Вероятно, она права, хотя не очень хочется в таком признаваться.
Надо купить японский диктофон. Невозможно восстановить по памяти или имитировать живую речь человека, особенно женскую. Как ни перевоплощайся — обман недоразвитых получается. Где интонация? Где тембр голоса, который такую огромную роль в женской речи играет? Где она и лжет, и своей ложью, сознавая это, самым прямым, указующим перстом наводит тебя на свою истину? Где все это на бумаге? Ложь, ложь, ложь…
— Ты, конечно, ждешь, чтобы я только о твоем писательстве и говорила? Изволь. В первых рассказиках еще что-то было. Но давно уже нет ни свежести, ни лиризма. Смакуешь грязную связь капитана с буфетчицей: седина в бороду — бес в ребро?
— Я видел тебя лет десять назад на Фонтанке, зимой, возле Инженерного замка, — сказал я. — Но не подошел.
— Почему?
— Ноги задрожали. А ты меня не узнала, хотя и взглянула в лицо.
— У меня два внука, — сказала она.
— Я знал только про одного.
— А! — махнула она рукой. — Количество внуков для бабушки уже не имеет значения. Знаешь, я научилась играть в теннис!
Смешно. Стоять в очереди за колбасой, продавать в комиссионке ковры, которые супруг привозит с Канар, и — играть в теннис на дрянном, самодеятельном корте…

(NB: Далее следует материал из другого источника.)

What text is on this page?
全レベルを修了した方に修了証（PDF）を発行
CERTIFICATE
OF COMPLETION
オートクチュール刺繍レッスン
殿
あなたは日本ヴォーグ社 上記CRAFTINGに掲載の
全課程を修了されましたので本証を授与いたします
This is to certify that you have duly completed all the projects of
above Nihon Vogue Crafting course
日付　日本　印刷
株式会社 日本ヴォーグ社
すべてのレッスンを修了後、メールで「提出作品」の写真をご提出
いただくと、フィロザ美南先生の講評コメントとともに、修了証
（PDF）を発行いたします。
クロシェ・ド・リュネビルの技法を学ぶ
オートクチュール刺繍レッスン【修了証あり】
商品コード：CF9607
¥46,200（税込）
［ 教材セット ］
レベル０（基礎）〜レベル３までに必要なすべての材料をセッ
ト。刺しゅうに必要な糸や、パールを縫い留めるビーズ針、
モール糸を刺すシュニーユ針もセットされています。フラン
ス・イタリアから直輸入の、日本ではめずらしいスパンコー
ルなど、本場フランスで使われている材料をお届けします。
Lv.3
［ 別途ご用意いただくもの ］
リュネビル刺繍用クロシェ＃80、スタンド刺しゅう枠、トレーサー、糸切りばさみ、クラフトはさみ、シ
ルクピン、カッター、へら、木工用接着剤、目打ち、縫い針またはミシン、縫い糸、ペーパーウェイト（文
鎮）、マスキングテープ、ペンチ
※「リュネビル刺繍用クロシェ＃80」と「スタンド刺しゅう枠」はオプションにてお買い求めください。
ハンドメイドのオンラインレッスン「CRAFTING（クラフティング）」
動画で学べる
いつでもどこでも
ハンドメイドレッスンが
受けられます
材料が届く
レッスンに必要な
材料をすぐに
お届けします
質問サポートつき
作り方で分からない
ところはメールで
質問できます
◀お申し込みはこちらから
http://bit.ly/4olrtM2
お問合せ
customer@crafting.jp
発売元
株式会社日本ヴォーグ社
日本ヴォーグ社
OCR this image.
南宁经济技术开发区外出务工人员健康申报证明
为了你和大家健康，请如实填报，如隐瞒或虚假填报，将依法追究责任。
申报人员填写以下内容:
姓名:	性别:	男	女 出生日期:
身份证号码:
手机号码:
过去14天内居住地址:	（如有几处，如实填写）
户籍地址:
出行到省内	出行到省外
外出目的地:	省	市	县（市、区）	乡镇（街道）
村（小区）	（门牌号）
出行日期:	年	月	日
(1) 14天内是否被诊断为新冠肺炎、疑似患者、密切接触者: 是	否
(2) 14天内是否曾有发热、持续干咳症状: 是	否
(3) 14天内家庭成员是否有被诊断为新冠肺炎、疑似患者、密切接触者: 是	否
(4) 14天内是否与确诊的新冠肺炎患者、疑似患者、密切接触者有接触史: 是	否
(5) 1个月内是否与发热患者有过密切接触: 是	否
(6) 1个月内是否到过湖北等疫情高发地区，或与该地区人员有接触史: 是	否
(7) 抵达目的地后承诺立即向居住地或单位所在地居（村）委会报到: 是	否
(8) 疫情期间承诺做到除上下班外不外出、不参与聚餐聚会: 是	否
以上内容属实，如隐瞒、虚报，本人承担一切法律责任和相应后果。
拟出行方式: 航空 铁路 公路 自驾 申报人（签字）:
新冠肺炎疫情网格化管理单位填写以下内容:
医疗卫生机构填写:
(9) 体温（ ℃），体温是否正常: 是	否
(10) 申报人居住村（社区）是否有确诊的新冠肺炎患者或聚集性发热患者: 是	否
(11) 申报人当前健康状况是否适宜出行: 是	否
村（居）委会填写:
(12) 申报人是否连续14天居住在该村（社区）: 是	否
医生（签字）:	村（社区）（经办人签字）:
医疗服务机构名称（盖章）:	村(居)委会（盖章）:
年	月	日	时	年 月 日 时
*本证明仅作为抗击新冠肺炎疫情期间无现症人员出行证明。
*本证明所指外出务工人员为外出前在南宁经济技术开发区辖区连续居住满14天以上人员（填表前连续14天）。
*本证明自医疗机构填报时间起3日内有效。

— Через год мы будем жить за границей — там настоящие корты. Одной ногой Юра уже в Роттердаме. Только бы задуманное вышло! И не смей ничего писать! Его в этом пароходстве еще ни одна собака не знает, и ты язык за зубами держи!
— Как это не писать?
— Я говорю: не смей здесь ничего писать!
— Как это я могу дать тебе такой зарок? С ума сошла? Я и права не писать не имею. В Антарктиде еще слишком мало было пишущей братии. Да и посылают меня в какой-то неопределенной роли, без четкого статуса на судне, чтобы я отразил подвиги и героизм полярников и моряков…
— Тогда пиши все как есть, а то намешаешь каши… Золотистые колготки уже десять лет никто не носит! Чего же ты их на свою буфетчицу нацепил? Я же ее видела. Специально смотреть ходила. Она сейчас в ресторане «Нева» работает официанткой. Приличная женщина, такая никогда золотистые колготки не натянет! Чушь какая!
— Да нет ее на свете!! — взвыл я. — Нет, не было и не будет!
— Каждый дурак может догадаться. Если ты на «Томске» плавал с Ямкиным, значит — это она, — с предыстерическим дрожанием голосовых связок сказала Галя и пропустила еще порядочную порцию джина.
— Ты же умная, Галя! Неужели понять не можешь? Только тебе, капитанской жене, которая в этом супе варится, приходит в голову такой бред, а для нормальных читателей эта баба — абстракция!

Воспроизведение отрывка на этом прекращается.